Selon l’UE, l’accord avec Israël prévoit notamment « une augmentation substantielle du nombre quotidien de camions transportant des vivres et d’autres produits essentiels vers Gaza », ainsi que la réparation de l’alimentation électrique de l’usine de dessalement d’eau.
Kallas a indiqué que les États membres avaient discuté des options de sanctions, sans qu’elle-même ne soutienne formellement aucune proposition : « Ce sont des choix que les États membres doivent faire, » a-t-elle déclaré aux journalistes. « Nous gardons ces options ouvertes et nous sommes prêts à agir si Israël ne respecte pas ses engagements. L’objectif n’est pas de punir Israël, mais d’améliorer la situation à Gaza. »
Lundi, le ministre israélien des Affaires étrangères, Gideon Sa’ar, s’est dit confiant que l’UE ne prendrait aucune mesure : « Il n’y a absolument aucune justification. »
Hadja Lahbib, commissaire européenne à l’aide humanitaire, a adopté un ton plus pressant, déclarant qu’il était clair que l’accord n’était pas encore pleinement appliqué : « Mon message aux autorités israéliennes est très clair : appliquez immédiatement cet accord. Arrêtez de tuer la population. Nous avons besoin que l’aide humanitaire, nourriture, eau, carburant, atteigne les personnes dans le besoin. »

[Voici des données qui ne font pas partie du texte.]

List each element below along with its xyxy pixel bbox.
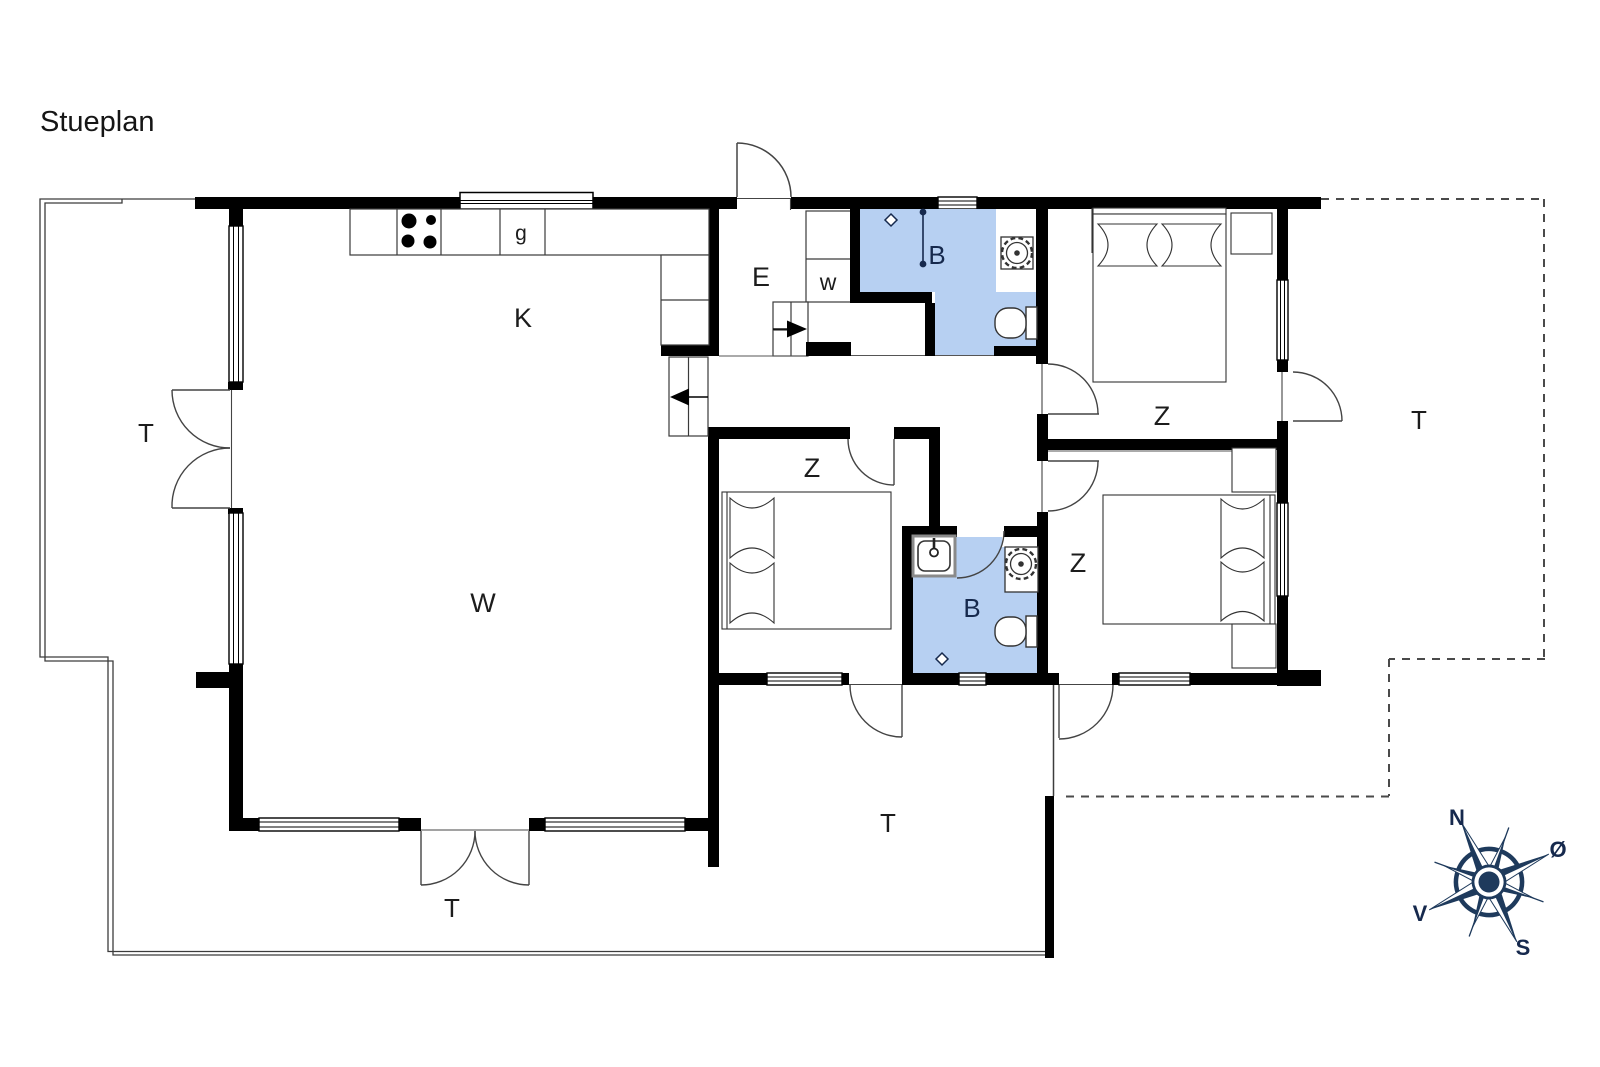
svg-text:T: T <box>880 808 896 838</box>
svg-text:Z: Z <box>1154 401 1171 431</box>
svg-text:S: S <box>1516 935 1531 960</box>
svg-text:K: K <box>514 303 532 333</box>
svg-text:T: T <box>138 418 154 448</box>
svg-text:g: g <box>515 222 527 245</box>
svg-text:E: E <box>752 262 770 292</box>
svg-text:Ø: Ø <box>1549 837 1566 862</box>
svg-text:Stueplan: Stueplan <box>40 106 155 138</box>
svg-text:T: T <box>1411 405 1427 435</box>
svg-text:V: V <box>1413 901 1428 926</box>
svg-text:W: W <box>470 588 496 618</box>
svg-text:w: w <box>819 269 837 295</box>
svg-text:B: B <box>928 240 945 270</box>
svg-text:N: N <box>1449 805 1465 830</box>
svg-text:T: T <box>444 893 460 923</box>
svg-text:B: B <box>963 593 980 623</box>
svg-text:Z: Z <box>804 453 821 483</box>
svg-text:Z: Z <box>1070 548 1087 578</box>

Lahbib, qui a présenté l’accord aux ministres, a ajouté qu’« il est important de savoir ce que nous pourrons faire si l’accord n’est pas mis en œuvre dans son intégralité », et que la situation devra s’améliorer d’ici la prochaine réunion formelle des ministres des Affaires étrangères en octobre. « Chaque minute perdue est une vie perdue », a-t-elle conclu.